Atmosferin gaz bileşimindeki değişiklik, doğadaki doğal olaylar ve insan faaliyetlerinin bir kombinasyonunun sonucudur. Fakat bu süreçlerden hangisi şu anda hakimdir? Bunu anlamak için önce havayı neyin kirlettiğini netleştirelim. Nispeten sabit bileşimi, son yıllarda önemli dalgalanmalara maruz kalmıştır. Şehirlerdeki bu çalışmayı örnek alarak emisyon kontrolü ve hava kirliliğinin ana konularına bir göz atalım.
Atmosferin bileşimi değişiyor mu?
Hava kirliliği, çevreciler tarafından uzun bir gözlem süresi boyunca toplanan ortalama değerlerinde bir değişiklik olarak kabul edilir. Doğal süreçlerin yanı sıra birçok toplumun çevre üzerindeki etkisinin bir sonucu olarak ortaya çıkarlar. Örneğin, canlıların hücrelerinde solunum, fotosentez ve kemosentez sonucunda havayı kirleten ve atmosferin gaz bileşimini değiştiren maddeler oluşur.
Doğal olmanın yanı sıra antropojenik kirlilik var. Kaynakları herhangi bir emisyon olabilir.üretim tesisleri, ev endüstrisinden kaynaklanan gazlı atıklar, nakliye emisyonları. Bu tam olarak havayı kirleten, insan sağlığını ve refahını, tüm çevrenin durumunu tehdit eden şeydir. Atmosferin bileşiminin ana göstergeleri, aşağıdaki şemada olduğu gibi değişmeden kalmalıdır.

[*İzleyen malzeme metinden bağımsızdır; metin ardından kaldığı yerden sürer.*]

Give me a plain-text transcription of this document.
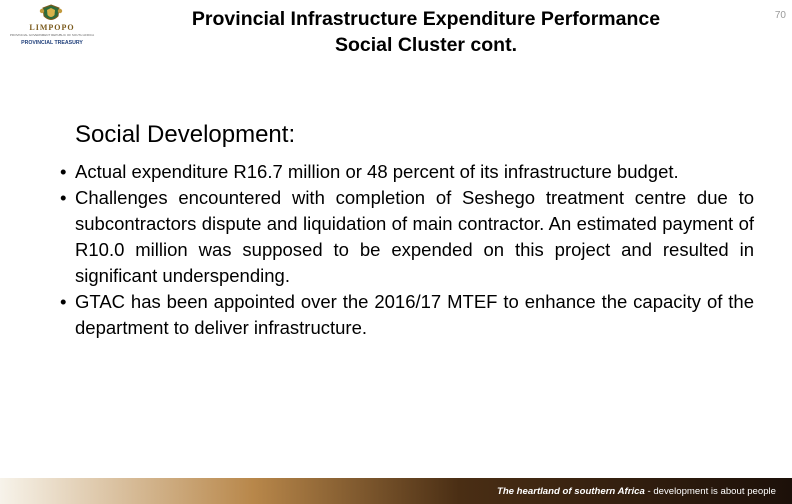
LIMPOPO
PROVINCIAL GOVERNMENT REPUBLIC OF SOUTH AFRICA
PROVINCIAL TREASURY
Provincial Infrastructure Expenditure Performance
Social Cluster cont.
70
Social Development:
• Actual expenditure R16.7 million or 48 percent of its infrastructure budget.
• Challenges encountered with completion of Seshego treatment centre due to subcontractors dispute and liquidation of main contractor. An estimated payment of R10.0 million was supposed to be expended on this project and resulted in significant underspending.
• GTAC has been appointed over the 2016/17 MTEF to enhance the capacity of the department to deliver infrastructure.
The heartland of southern Africa - development is about people
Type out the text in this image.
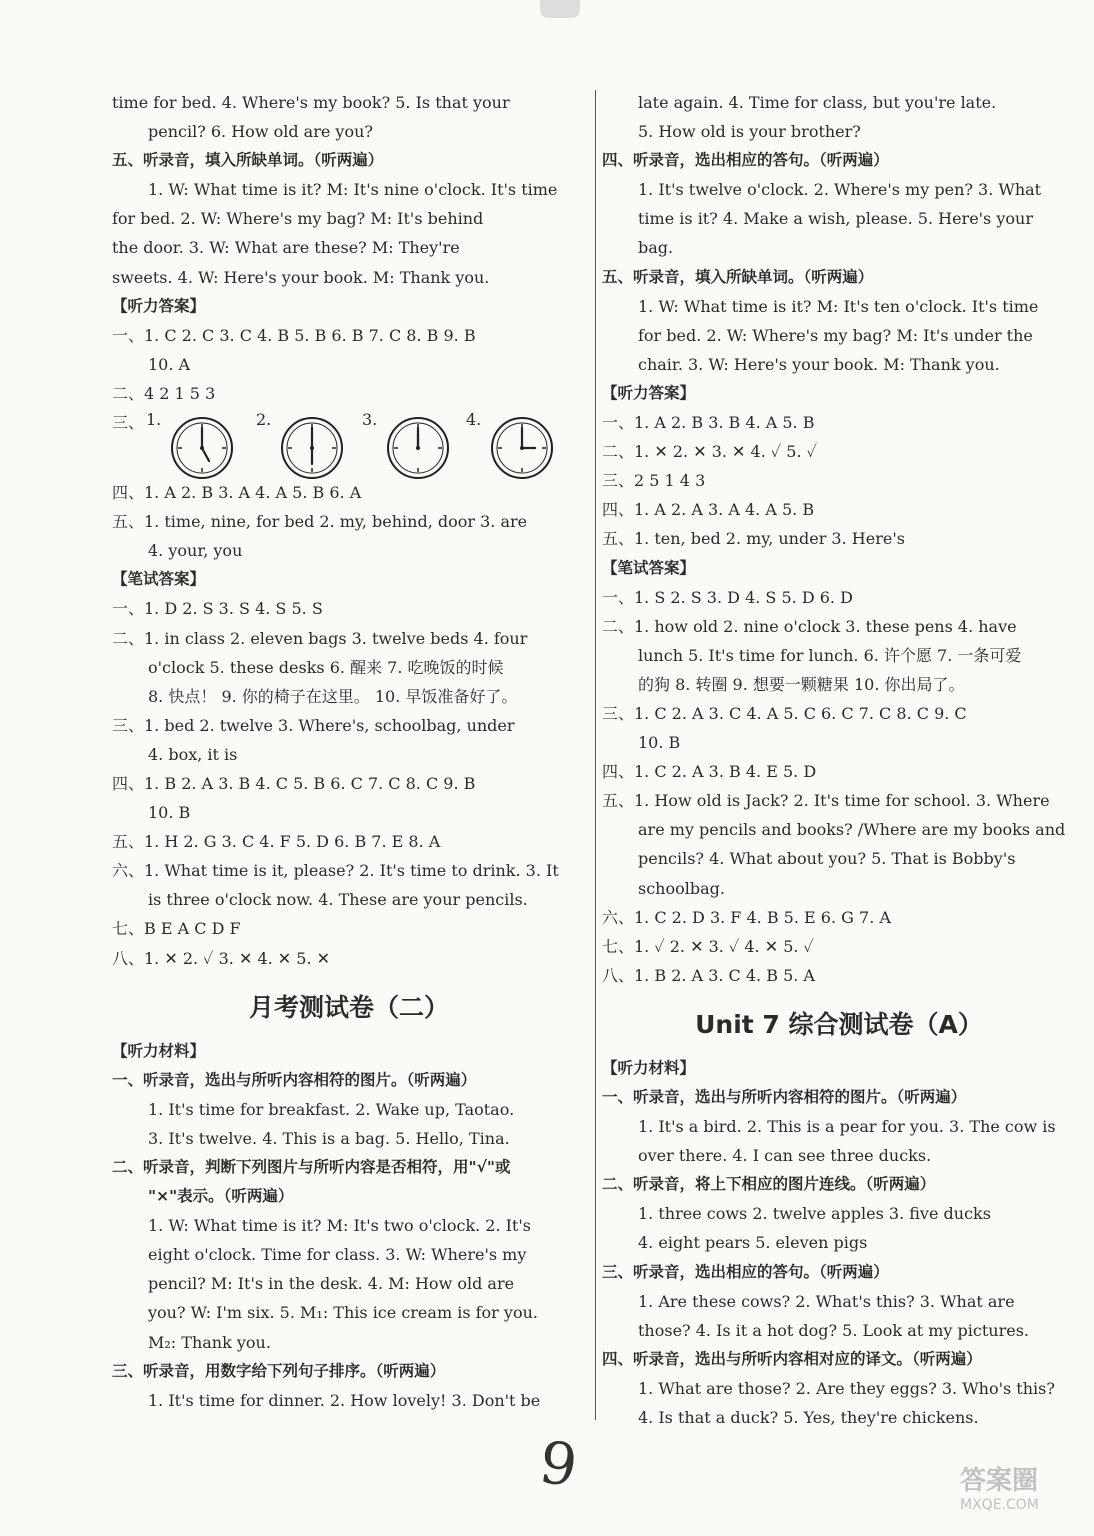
time for bed. 4. Where's my book? 5. Is that your
pencil? 6. How old are you?
五、听录音，填入所缺单词。（听两遍）
1. W: What time is it? M: It's nine o'clock. It's time
for bed. 2. W: Where's my bag? M: It's behind
the door. 3. W: What are these? M: They're
sweets. 4. W: Here's your book. M: Thank you.
【听力答案】
一、1. C 2. C 3. C 4. B 5. B 6. B 7. C 8. B 9. B
10. A
二、4 2 1 5 3
三、 1.	2.	3.	4.
四、1. A 2. B 3. A 4. A 5. B 6. A
五、1. time, nine, for bed 2. my, behind, door 3. are
4. your, you
【笔试答案】
一、1. D 2. S 3. S 4. S 5. S
二、1. in class 2. eleven bags 3. twelve beds 4. four
o'clock 5. these desks 6. 醒来 7. 吃晚饭的时候
8. 快点！ 9. 你的椅子在这里。 10. 早饭准备好了。
三、1. bed 2. twelve 3. Where's, schoolbag, under
4. box, it is
四、1. B 2. A 3. B 4. C 5. B 6. C 7. C 8. C 9. B
10. B
五、1. H 2. G 3. C 4. F 5. D 6. B 7. E 8. A
六、1. What time is it, please? 2. It's time to drink. 3. It
is three o'clock now. 4. These are your pencils.
七、B E A C D F
八、1. ✕ 2. ✓ 3. ✕ 4. ✕ 5. ✕
月考测试卷（二）
【听力材料】
一、听录音，选出与所听内容相符的图片。（听两遍）
1. It's time for breakfast. 2. Wake up, Taotao.
3. It's twelve. 4. This is a bag. 5. Hello, Tina.
二、听录音，判断下列图片与所听内容是否相符，用"√"或
"×"表示。（听两遍）
1. W: What time is it? M: It's two o'clock. 2. It's
eight o'clock. Time for class. 3. W: Where's my
pencil? M: It's in the desk. 4. M: How old are
you? W: I'm six. 5. M₁: This ice cream is for you.
M₂: Thank you.
三、听录音，用数字给下列句子排序。（听两遍）
1. It's time for dinner. 2. How lovely! 3. Don't be
late again. 4. Time for class, but you're late.
5. How old is your brother?
四、听录音，选出相应的答句。（听两遍）
1. It's twelve o'clock. 2. Where's my pen? 3. What
time is it? 4. Make a wish, please. 5. Here's your
bag.
五、听录音，填入所缺单词。（听两遍）
1. W: What time is it? M: It's ten o'clock. It's time
for bed. 2. W: Where's my bag? M: It's under the
chair. 3. W: Here's your book. M: Thank you.
【听力答案】
一、1. A 2. B 3. B 4. A 5. B
二、1. ✕ 2. ✕ 3. ✕ 4. ✓ 5. ✓
三、2 5 1 4 3
四、1. A 2. A 3. A 4. A 5. B
五、1. ten, bed 2. my, under 3. Here's
【笔试答案】
一、1. S 2. S 3. D 4. S 5. D 6. D
二、1. how old 2. nine o'clock 3. these pens 4. have
lunch 5. It's time for lunch. 6. 许个愿 7. 一条可爱
的狗 8. 转圈 9. 想要一颗糖果 10. 你出局了。
三、1. C 2. A 3. C 4. A 5. C 6. C 7. C 8. C 9. C
10. B
四、1. C 2. A 3. B 4. E 5. D
五、1. How old is Jack? 2. It's time for school. 3. Where
are my pencils and books? /Where are my books and
pencils? 4. What about you? 5. That is Bobby's
schoolbag.
六、1. C 2. D 3. F 4. B 5. E 6. G 7. A
七、1. ✓ 2. ✕ 3. ✓ 4. ✕ 5. ✓
八、1. B 2. A 3. C 4. B 5. A
Unit 7 综合测试卷（A）
【听力材料】
一、听录音，选出与所听内容相符的图片。（听两遍）
1. It's a bird. 2. This is a pear for you. 3. The cow is
over there. 4. I can see three ducks.
二、听录音，将上下相应的图片连线。（听两遍）
1. three cows 2. twelve apples 3. five ducks
4. eight pears 5. eleven pigs
三、听录音，选出相应的答句。（听两遍）
1. Are these cows? 2. What's this? 3. What are
those? 4. Is it a hot dog? 5. Look at my pictures.
四、听录音，选出与所听内容相对应的译文。（听两遍）
1. What are those? 2. Are they eggs? 3. Who's this?
4. Is that a duck? 5. Yes, they're chickens.
9	答案圈
MXQE.COM
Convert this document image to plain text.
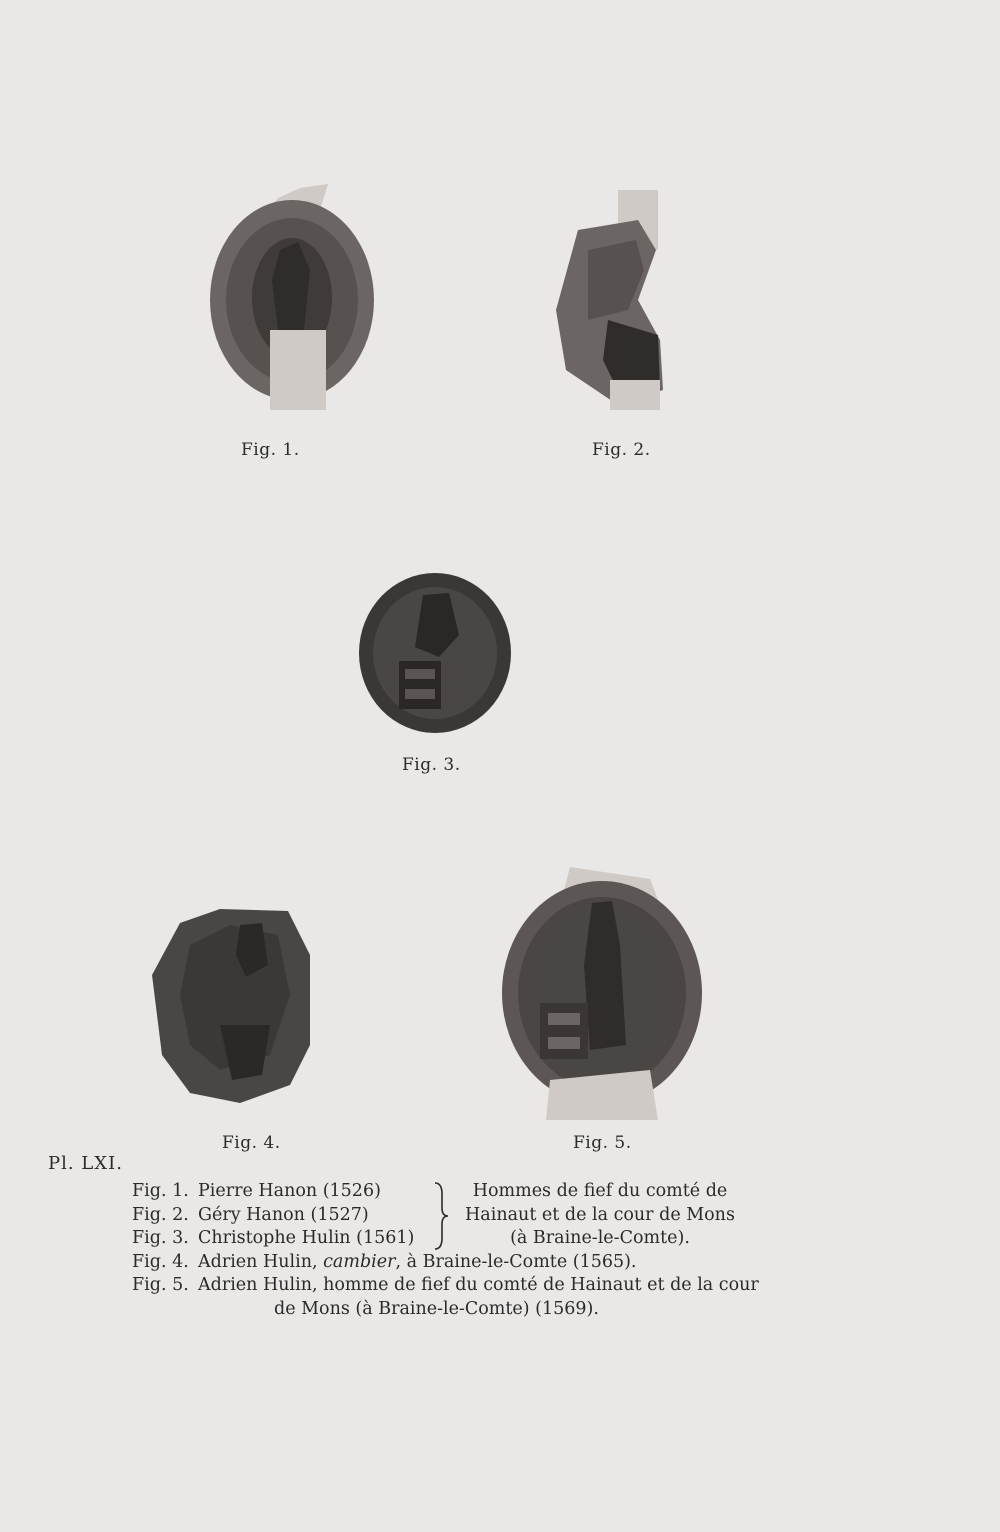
Fig. 1.	Fig. 2.
Fig. 3.
Fig. 4.	Fig. 5.
Pl. LXI.
Fig. 1. Pierre Hanon (1526)
Fig. 2. Géry Hanon (1527)
Fig. 3. Christophe Hulin (1561)
Fig. 4. Adrien Hulin, cambier, à Braine-le-Comte (1565).
Fig. 5. Adrien Hulin, homme de fief du comté de Hainaut et de la cour
de Mons (à Braine-le-Comte) (1569).
Hommes de fief du comté de
Hainaut et de la cour de Mons
(à Braine-le-Comte).
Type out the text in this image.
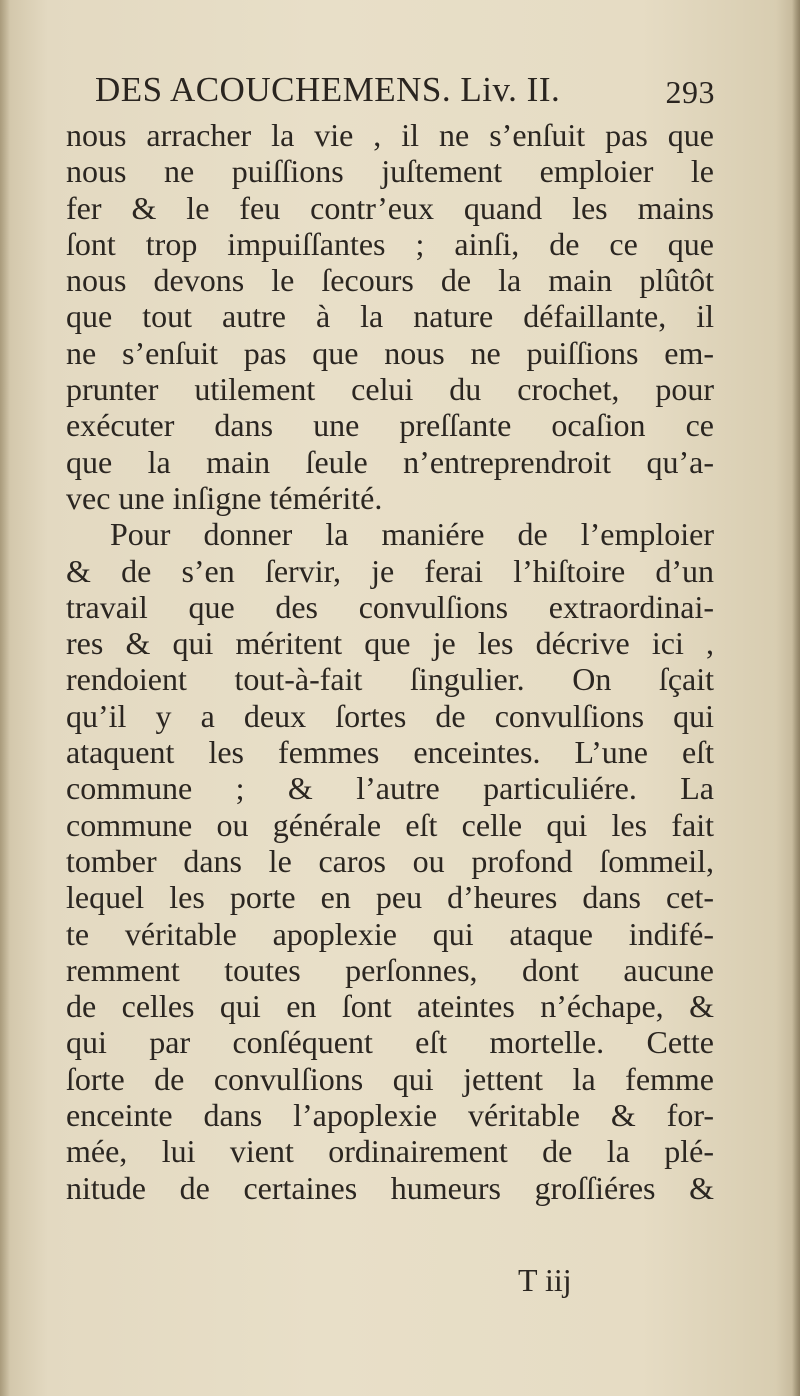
DES ACOUCHEMENS. Liv. II.	293
nous arracher la vie , il ne s’enſuit pas que
nous ne puiſſions juſtement emploier le
fer & le feu contr’eux quand les mains
ſont trop impuiſſantes ; ainſi, de ce que
nous devons le ſecours de la main plûtôt
que tout autre à la nature défaillante, il
ne s’enſuit pas que nous ne puiſſions em-
prunter utilement celui du crochet, pour
exécuter dans une preſſante ocaſion ce
que la main ſeule n’entreprendroit qu’a-
vec une inſigne témérité.
Pour donner la maniére de l’emploier
& de s’en ſervir, je ferai l’hiſtoire d’un
travail que des convulſions extraordinai-
res & qui méritent que je les décrive ici ,
rendoient tout-à-fait ſingulier. On ſçait
qu’il y a deux ſortes de convulſions qui
ataquent les femmes enceintes. L’une eſt
commune ; & l’autre particuliére. La
commune ou générale eſt celle qui les fait
tomber dans le caros ou profond ſommeil,
lequel les porte en peu d’heures dans cet-
te véritable apoplexie qui ataque indifé-
remment toutes perſonnes, dont aucune
de celles qui en ſont ateintes n’échape, &
qui par conſéquent eſt mortelle. Cette
ſorte de convulſions qui jettent la femme
enceinte dans l’apoplexie véritable & for-
mée, lui vient ordinairement de la plé-
nitude de certaines humeurs groſſiéres &
T iij
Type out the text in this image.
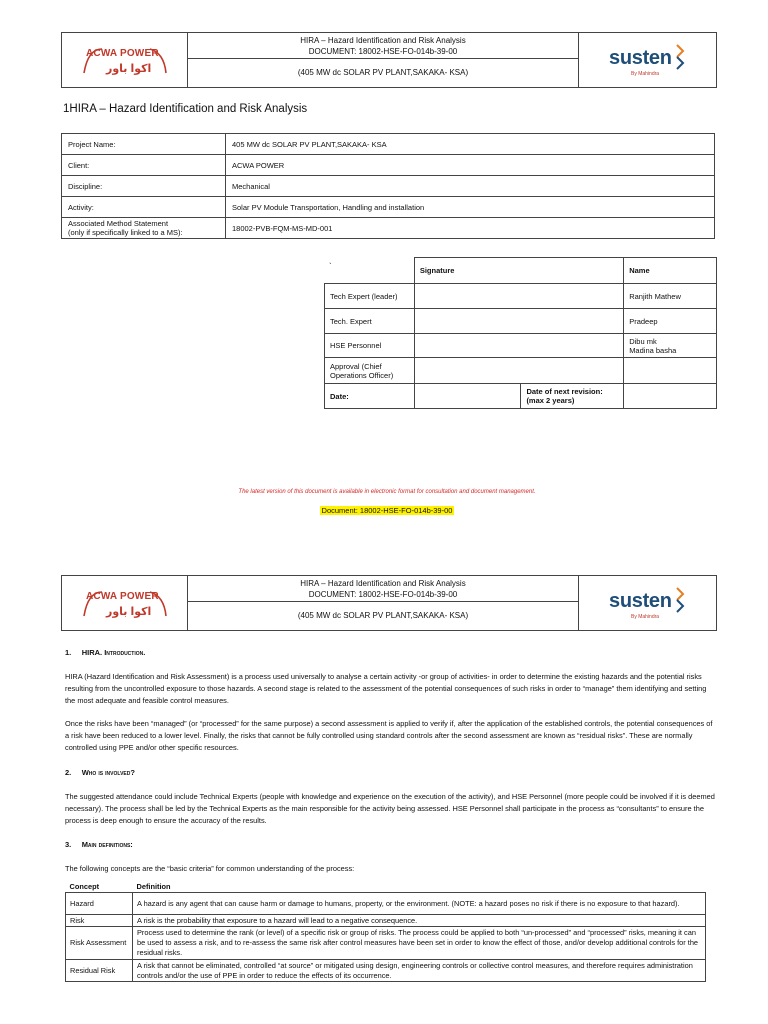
ACWA POWER
اكوا باور
HIRA – Hazard Identification and Risk Analysis
DOCUMENT: 18002-HSE-FO-014b-39-00
(405 MW dc SOLAR PV PLANT,SAKAKA- KSA)
susten
By Mahindra
1HIRA – Hazard Identification and Risk Analysis
Project Name:	405 MW dc SOLAR PV PLANT,SAKAKA- KSA
Client:	ACWA POWER
Discipline:	Mechanical
Activity:	Solar PV Module Transportation, Handling and installation

Associated Method Statement
(only if specifically linked to a MS):	18002-PVB-FQM-MS-MD-001
`
		Signature		Name
Tech Expert (leader)			Ranjith Mathew
Tech. Expert			Pradeep
HSE Personnel			Dibu mk
Madina basha

Approval (Chief
Operations Officer)			

Date:		Date of next revision:
(max 2 years)	

The latest version of this document is available in electronic format for consultation and document management.
Document: 18002-HSE-FO-014b-39-00
ACWA POWER
اكوا باور
HIRA – Hazard Identification and Risk Analysis
DOCUMENT: 18002-HSE-FO-014b-39-00
(405 MW dc SOLAR PV PLANT,SAKAKA- KSA)
susten
By Mahindra
1. HIRA. Introduction.

HIRA (Hazard Identification and Risk Assessment) is a process used universally to analyse a certain activity -or group of activities- in order to determine the existing hazards and the potential risks resulting from the uncontrolled exposure to those hazards. A second stage is related to the assessment of the potential consequences of such risks in order to “manage” them identifying and setting the most adequate and feasible control measures.

Once the risks have been “managed” (or “processed” for the same purpose) a second assessment is applied to verify if, after the application of the established controls, the potential consequences of a risk have been reduced to a lower level. Finally, the risks that cannot be fully controlled using standard controls after the second assessment are known as “residual risks”. These are normally controlled using PPE and/or other specific resources.

2. Who is involved?

The suggested attendance could include Technical Experts (people with knowledge and experience on the execution of the activity), and HSE Personnel (more people could be involved if it is deemed necessary). The process shall be led by the Technical Experts as the main responsible for the activity being assessed. HSE Personnel shall participate in the process as “consultants” to ensure the process is deep enough to ensure the accuracy of the results.

3. Main definitions:

The following concepts are the “basic criteria” for common understanding of the process:

Concept	Definition
Hazard	A hazard is any agent that can cause harm or damage to humans, property, or the environment. (NOTE: a hazard poses no risk if there is no exposure to that hazard).
Risk	A risk is the probability that exposure to a hazard will lead to a negative consequence.
Risk Assessment	Process used to determine the rank (or level) of a specific risk or group of risks. The process could be applied to both “un-processed” and “processed” risks, meaning it can be used to assess a risk, and to re-assess the same risk after control measures have been set in order to know the effect of those, and/or develop additional controls for the residual risks.
Residual Risk	A risk that cannot be eliminated, controlled “at source” or mitigated using design, engineering controls or collective control measures, and therefore requires administration controls and/or the use of PPE in order to reduce the effects of its occurrence.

Atmosferdeki bazı bileşenlerin içeriği önemsizdir, ancak hangi maddelerin havayı kirlettiğine ve hangilerinin canlı organizmalara zararsız olduğuna karar verirken dikkate alınır. Aşağıdaki tablo, ana olanlara ek olarak, içeriği volkanizma, nüfusun ekonomik faaliyetleri (karbon ve azot dioksit, metan) sırasında artan hava ortamının kalıcı bileşenlerini de içerir.
Havayı ne kirletmez?
Atmosferin okyanuslar, denizler, ormanlar ve çayırlar üzerindeki gaz bileşimi, biyosfer rezervleri şehirlerde olduğundan daha az değişir. Elbette maddeler de yukarıdaki doğal nesnelerin üzerinde çevreye girerler. Biyosferdeki gaz alışverişi devam ediyor. Ancak ekosistemlerde havayı kirletmeyen süreç hakimdir. Örneğin, ormanlarda - fotosentez, su kütlelerinin üstünde - buharlaşma. Bakteriler havadaki nitrojeni sabitler, bitkiler karbondioksiti serbest bırakır ve emer. Okyanuslar ve denizler üzerindeki atmosfer su buharı, iyot, brom, klor ile doymuştur.
Havayı ne kirletir?
Canlı organizmalar için tehlikeli bileşikler çokçeşitlidir, toplamda biyosferin 20.000'den fazla kirleticisi bilinmektedir. Mega şehirlerin atmosferinde, sanayi ve ulaşım merkezleri, basit ve karmaşık gaz halindeki maddeler, aerosoller, küçük katı parçacıklar vardır. Havayı kirleten maddeleri sıralayalım:
- karbon monoksit ve karbon dioksit (mono- ve karbon dioksit);
- sülfürik ve sülfürlü anhidritler (di- ve kükürt trioksit);
- azot bileşikleri (oksitler ve amonyak);
- metan ve diğer gaz halindeki hidrokarbonlar;
- maden sahalarındaki cevherler gibi toz, kurum ve asılı parçacıklar.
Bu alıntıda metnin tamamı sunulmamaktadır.